Watchdog
A worker can crash mid-batch after marking rows as DELETION_IN_PROGRESS but before finishing the deletion. Without a watchdog, those rows are stuck forever — never deleted, never queryable.
The stuck row problem¶
A worker acquires the lock, marks 1000 rows as DELETION_IN_PROGRESS, releases the lock, and starts processing. Halfway through the batch — after deleting 400 rows — the worker process crashes.
The remaining 600 rows are now in DELETION_IN_PROGRESS permanently:
status = 'DELETION_IN_PROGRESS'
deletion_initiated_at = 2 hours ago
No other worker will touch them — the cleanup query filters WHERE status = 'NOT_EXPIRED'. They are invisible to the cleanup job. They will never be deleted. They accumulate silently.

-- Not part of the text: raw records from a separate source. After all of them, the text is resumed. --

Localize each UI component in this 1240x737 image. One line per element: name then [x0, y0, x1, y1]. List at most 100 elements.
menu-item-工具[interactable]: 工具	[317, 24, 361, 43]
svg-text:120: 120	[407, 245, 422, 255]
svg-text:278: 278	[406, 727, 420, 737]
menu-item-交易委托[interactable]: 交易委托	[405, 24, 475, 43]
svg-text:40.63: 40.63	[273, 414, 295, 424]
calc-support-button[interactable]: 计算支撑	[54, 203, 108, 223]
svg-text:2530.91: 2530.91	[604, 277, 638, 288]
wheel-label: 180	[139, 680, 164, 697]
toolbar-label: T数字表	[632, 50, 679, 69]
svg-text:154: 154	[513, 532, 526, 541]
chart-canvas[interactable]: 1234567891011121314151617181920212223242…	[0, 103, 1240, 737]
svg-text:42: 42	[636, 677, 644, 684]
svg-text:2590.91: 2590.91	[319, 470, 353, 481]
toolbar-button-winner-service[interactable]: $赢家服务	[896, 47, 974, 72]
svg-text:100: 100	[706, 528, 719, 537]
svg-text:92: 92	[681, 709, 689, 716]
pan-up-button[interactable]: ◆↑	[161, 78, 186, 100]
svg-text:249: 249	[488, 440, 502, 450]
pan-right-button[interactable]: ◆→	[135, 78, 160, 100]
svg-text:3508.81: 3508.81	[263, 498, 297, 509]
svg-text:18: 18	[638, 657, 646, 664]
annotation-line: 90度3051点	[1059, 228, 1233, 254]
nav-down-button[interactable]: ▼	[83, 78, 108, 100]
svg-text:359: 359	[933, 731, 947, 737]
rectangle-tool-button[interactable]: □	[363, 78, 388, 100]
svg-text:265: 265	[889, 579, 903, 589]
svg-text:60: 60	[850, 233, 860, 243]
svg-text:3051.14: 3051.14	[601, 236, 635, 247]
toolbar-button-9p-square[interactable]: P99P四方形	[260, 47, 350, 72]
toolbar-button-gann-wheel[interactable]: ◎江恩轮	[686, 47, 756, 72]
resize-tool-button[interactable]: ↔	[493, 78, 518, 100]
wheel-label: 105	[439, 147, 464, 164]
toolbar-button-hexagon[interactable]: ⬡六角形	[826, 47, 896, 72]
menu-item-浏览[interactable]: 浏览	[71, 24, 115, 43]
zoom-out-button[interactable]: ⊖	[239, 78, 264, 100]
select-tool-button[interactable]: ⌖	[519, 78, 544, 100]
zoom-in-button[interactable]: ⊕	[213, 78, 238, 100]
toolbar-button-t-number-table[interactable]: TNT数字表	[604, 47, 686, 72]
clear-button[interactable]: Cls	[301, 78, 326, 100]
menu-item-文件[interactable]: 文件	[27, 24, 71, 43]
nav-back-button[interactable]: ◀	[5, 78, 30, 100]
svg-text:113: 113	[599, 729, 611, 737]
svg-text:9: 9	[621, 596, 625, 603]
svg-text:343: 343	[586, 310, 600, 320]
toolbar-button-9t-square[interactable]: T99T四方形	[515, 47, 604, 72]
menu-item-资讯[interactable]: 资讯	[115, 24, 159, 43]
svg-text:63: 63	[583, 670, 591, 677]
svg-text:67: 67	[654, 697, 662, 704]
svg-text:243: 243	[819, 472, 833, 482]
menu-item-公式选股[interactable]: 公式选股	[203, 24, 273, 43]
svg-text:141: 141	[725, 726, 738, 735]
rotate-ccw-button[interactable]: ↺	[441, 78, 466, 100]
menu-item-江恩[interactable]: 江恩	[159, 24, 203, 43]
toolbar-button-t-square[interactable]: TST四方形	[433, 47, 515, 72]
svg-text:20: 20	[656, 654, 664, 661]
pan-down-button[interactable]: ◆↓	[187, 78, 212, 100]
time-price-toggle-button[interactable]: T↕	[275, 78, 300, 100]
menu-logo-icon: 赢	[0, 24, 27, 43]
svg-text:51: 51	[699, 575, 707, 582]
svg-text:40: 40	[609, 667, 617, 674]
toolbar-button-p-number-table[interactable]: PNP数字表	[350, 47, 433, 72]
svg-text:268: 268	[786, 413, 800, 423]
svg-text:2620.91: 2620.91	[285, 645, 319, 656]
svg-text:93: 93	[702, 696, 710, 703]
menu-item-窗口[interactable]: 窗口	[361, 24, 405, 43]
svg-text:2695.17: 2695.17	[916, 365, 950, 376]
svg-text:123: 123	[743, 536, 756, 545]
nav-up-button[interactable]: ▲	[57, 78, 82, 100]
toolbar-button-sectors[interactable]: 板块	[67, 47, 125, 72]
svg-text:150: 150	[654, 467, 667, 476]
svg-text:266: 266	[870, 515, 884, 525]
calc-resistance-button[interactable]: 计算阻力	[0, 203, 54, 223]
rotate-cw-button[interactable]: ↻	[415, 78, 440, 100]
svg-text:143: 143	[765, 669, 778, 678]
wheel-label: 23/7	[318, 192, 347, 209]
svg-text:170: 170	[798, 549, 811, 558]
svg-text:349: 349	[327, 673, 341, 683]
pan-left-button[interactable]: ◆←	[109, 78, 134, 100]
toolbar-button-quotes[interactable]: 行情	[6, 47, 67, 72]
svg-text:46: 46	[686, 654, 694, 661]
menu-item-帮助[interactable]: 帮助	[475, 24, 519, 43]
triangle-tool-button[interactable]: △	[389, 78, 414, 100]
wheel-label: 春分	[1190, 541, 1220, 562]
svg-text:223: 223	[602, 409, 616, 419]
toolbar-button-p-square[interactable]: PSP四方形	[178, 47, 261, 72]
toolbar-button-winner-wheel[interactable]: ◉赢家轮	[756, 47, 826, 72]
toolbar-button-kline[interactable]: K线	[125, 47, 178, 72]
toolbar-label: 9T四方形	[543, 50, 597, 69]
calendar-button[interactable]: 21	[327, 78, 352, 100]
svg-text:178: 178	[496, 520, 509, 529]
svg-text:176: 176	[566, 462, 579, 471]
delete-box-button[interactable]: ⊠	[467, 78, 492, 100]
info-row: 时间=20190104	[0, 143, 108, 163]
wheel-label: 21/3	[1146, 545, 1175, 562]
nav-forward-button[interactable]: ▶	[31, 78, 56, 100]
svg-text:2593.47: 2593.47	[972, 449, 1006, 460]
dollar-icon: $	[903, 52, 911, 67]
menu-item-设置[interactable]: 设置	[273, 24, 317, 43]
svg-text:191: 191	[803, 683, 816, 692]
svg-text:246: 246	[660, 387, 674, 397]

Over time, a crashed-worker event every few days leaves thousands of rows permanently stuck. Storage grows. The table drifts out of sync with S3.
The watchdog¶
A separate lightweight background job — the watchdog — runs periodically and looks for rows that have been stuck in DELETION_IN_PROGRESS for longer than the expected processing window.
UPDATE pastes
SET status = 'NOT_EXPIRED',
deletion_initiated_at = NULL
WHERE status = 'DELETION_IN_PROGRESS'
AND deletion_initiated_at < now() - interval '2 hours'
Two hours is generous — a healthy worker should complete a 1000-row batch in seconds. Any row stuck for 2 hours means the worker that claimed it is definitely dead.
The watchdog resets these rows back to NOT_EXPIRED. The next cleanup run picks them up normally.
The full state machine¶
NOT_EXPIRED
│
│ cleanup worker picks up batch, marks row
▼
DELETION_IN_PROGRESS
│ │
│ worker completes │ worker crashes, stuck > 2hrs
▼ ▼
DELETED NOT_EXPIRED ← watchdog resets
│
│ next cleanup run picks it up
▼
DELETION_IN_PROGRESS → DELETED
DELETED is the only terminal state. A row either gets deleted successfully or gets reset and retried — it never disappears into a permanent limbo.
Schema additions¶
Two columns added to the pastes table to support this:
deletion_status VARCHAR(20) DEFAULT 'NOT_EXPIRED'
CHECK (deletion_status IN ('NOT_EXPIRED', 'DELETION_IN_PROGRESS', 'DELETED'))
deletion_initiated_at TIMESTAMPTZ NULL
deletion_initiated_at is NULL until a worker claims the row, then set to now(). Reset to NULL by the watchdog if the worker crashes.